Während § 7 Abs. 1 S. 2 Nr. 1 SGB II einen auf drei Monate befristeten Leistungsausschluss für den im Gesetz angesprochenen Personenkreis enthält, sind nach § 7 Abs. 1 S. 2 Nr. 2 SGB II Ausländerinnen und Ausländer, deren Aufenthaltsrecht sich allein aus dem Zweck der Arbeitssuche ergibt, nebst ihren Familienangehörigen unbefristet von den Leistungen ausgeschlossen. Die Regelung hinsichtlich der Sozialhilfeleistungen für Ausländerinnen und Ausländer trifft § 23 SGB XII.
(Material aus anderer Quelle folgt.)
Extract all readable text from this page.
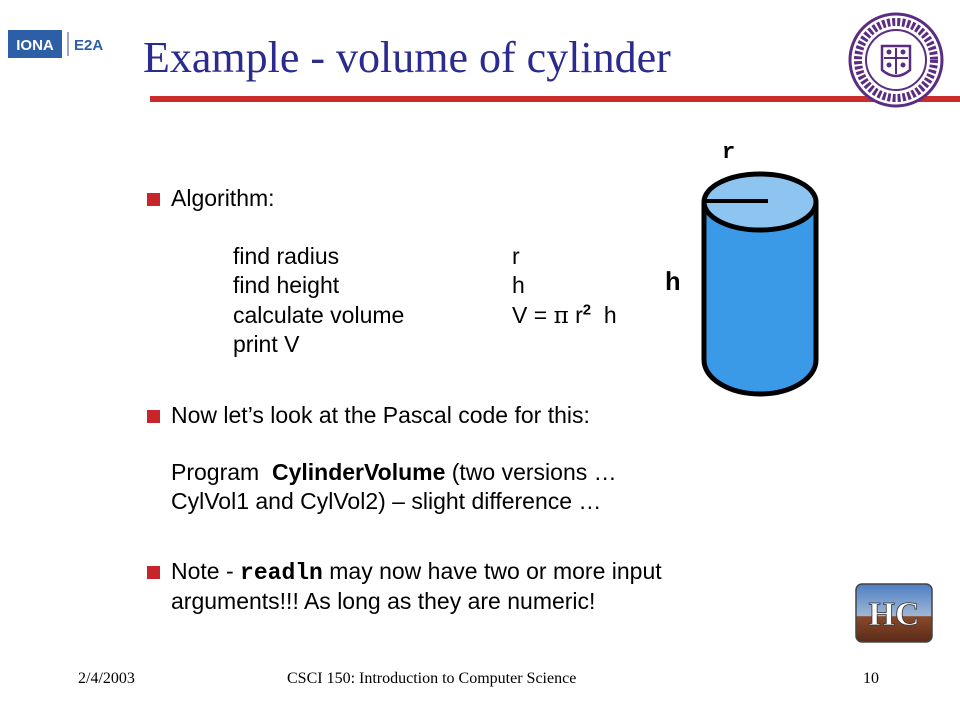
IONA E2A Example - volume of cylinder
Algorithm:
find radius	r
find height	h
calculate volume	V = π $r^2$  h
print V
Now let’s look at the Pascal code for this:
Program  CylinderVolume (two versions …
CylVol1 and CylVol2) – slight difference …
Note - readln may now have two or more input
arguments!!! As long as they are numeric!
r
h
HC
2/4/2003	CSCI 150: Introduction to Computer Science	10
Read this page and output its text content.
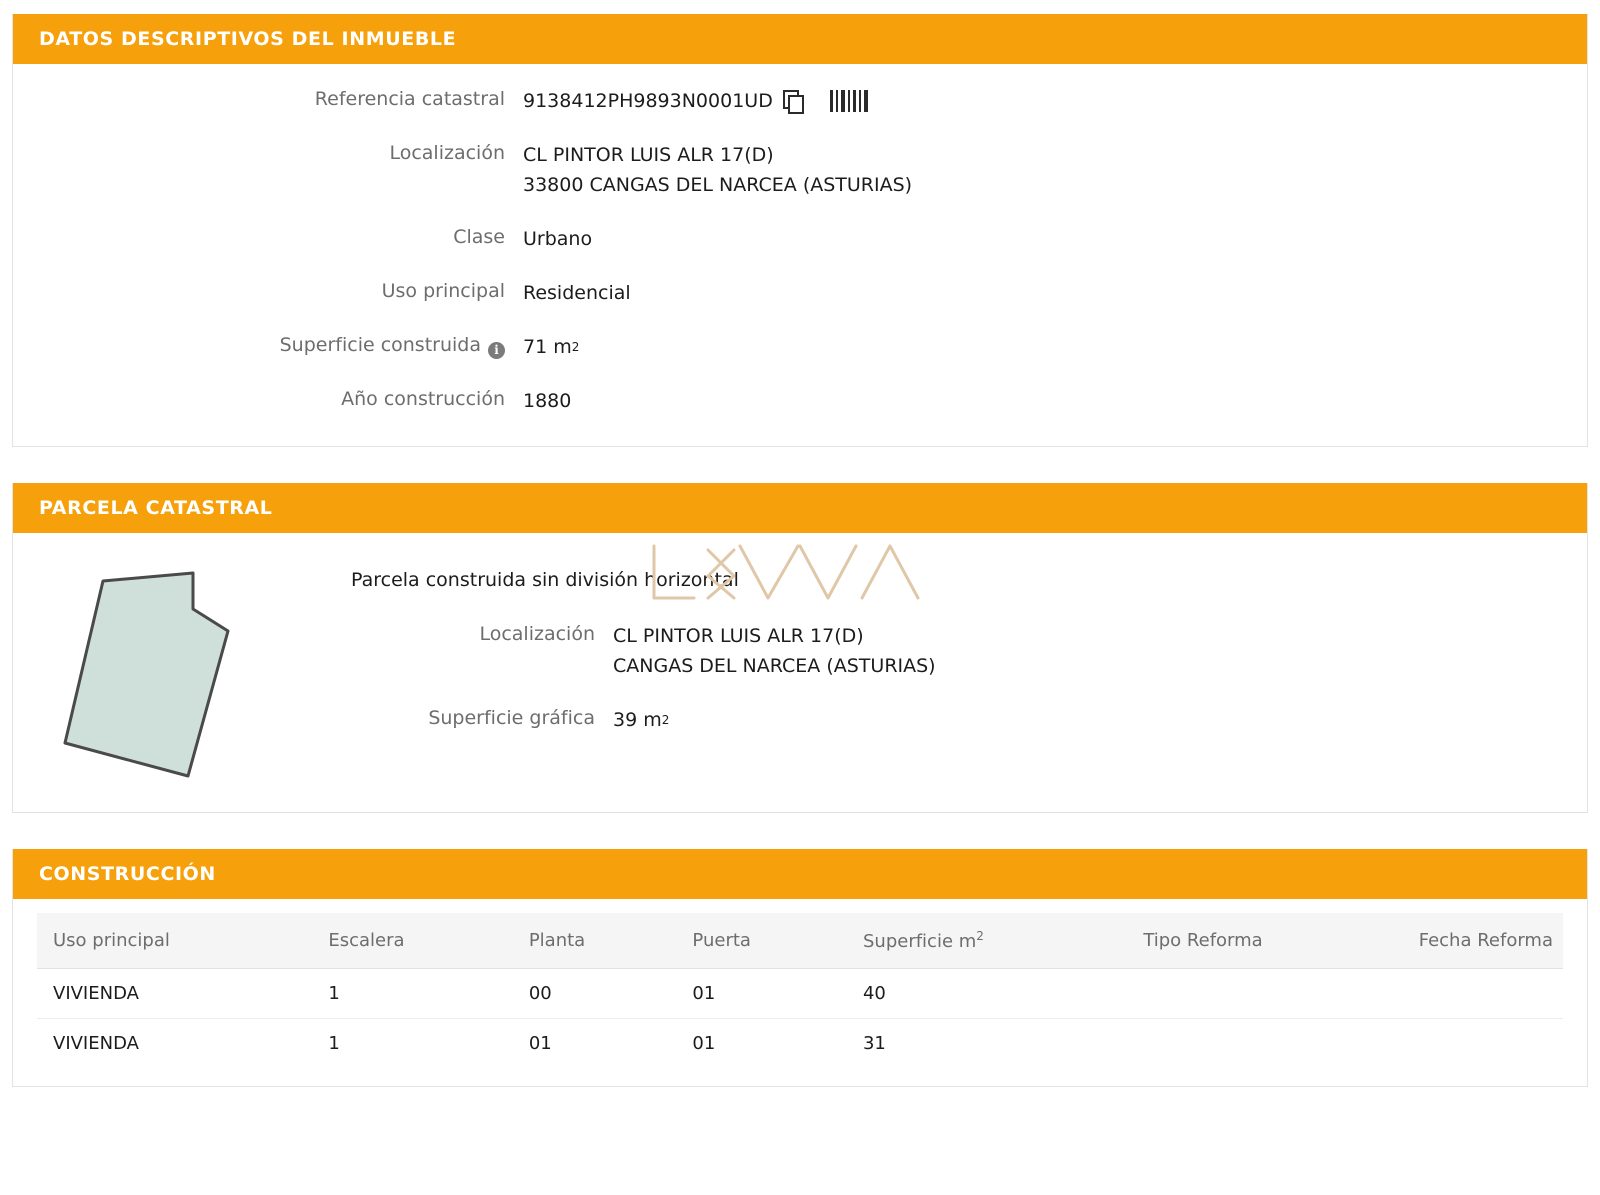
DATOS DESCRIPTIVOS DEL INMUEBLE
Referencia catastral 9138412PH9893N0001UD
Localización CL PINTOR LUIS ALR 17(D)
33800 CANGAS DEL NARCEA (ASTURIAS)
Clase Urbano
Uso principal Residencial
Superficie construida i	71 m 2
Año construcción 1880
PARCELA CATASTRAL
Parcela construida sin división horizontal
Localización CL PINTOR LUIS ALR 17(D)
CANGAS DEL NARCEA (ASTURIAS)
Superficie gráfica 39 m 2
CONSTRUCCIÓN
Uso principal	Escalera	Planta	Puerta	Superficie $m^2$	Tipo Reforma	Fecha Reforma
VIVIENDA	1	00	01	40		
VIVIENDA	1	01	01	31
Zur Vereinbarung der Ausschlussklausel von § 7 Abs. 1 S. 2 Nr. 2 SGB II gibt es einen Vorlagebeschluss des BSG (v. 12.12.2013 – B 4 AS 9/13 R; auf die Ausführungen wird verwiesen, vgl. im ZAP F. 18, S. 1368). Das Verfahren ist beim EuGH anhängig unter dem Az. C 67/14. In seinen Schlussanträgen v. 26.3.2015 legt der Generalanwalt diesen Ausschlussgrund eng aus und hält ihn wegen Verstoßes gegen den Gleichheitsgrundsatz für unzulässig, wenn sich der EU-Bürger in einem anderen EU-Staat mehr als drei Monate aufhalte und dort bereits gearbeitet habe (s. NJW-aktuell, Heft 15/2015, S. 10).
Durch Urteil vom 11.11.2014 (Az. C-333/13, Rs. Dano, ZAP EN-Nr. 260/2015, s. hierzu Padé JM 2015, 116, Schreiber info also 2015, 3 und Groth jurisPR-SozR 2/2015 Anm. 1) hat der EuGH aufgrund eines Vorlagebeschlusses des SG Leipzig zur Vereinbarkeit der unbefristeten Ausschlussklausel des § 7 Abs. 1 S. 2 Nr. 2 SGB II mit Europarecht Stellung genommen, allerdings in einem Fall, in dem die Klägerin sich gar nicht um Arbeit bemüht hatte, ihr Aufenthaltsrecht also nicht – wie das der Wortlaut der Norm voraussetzt – sich allein aus dem Zweck der Arbeitssuche ergibt. Bei dieser Fallgestaltung wird mit guten Gründen in Rechtsprechung und Literatur die Auffassung vertreten, dass ein Anwendungsfall des § 7 Abs. 1 S. 2 Nr. 2 SGB II nicht besteht (Nachweise bei Schreiber, a.a.O., Anm. 5).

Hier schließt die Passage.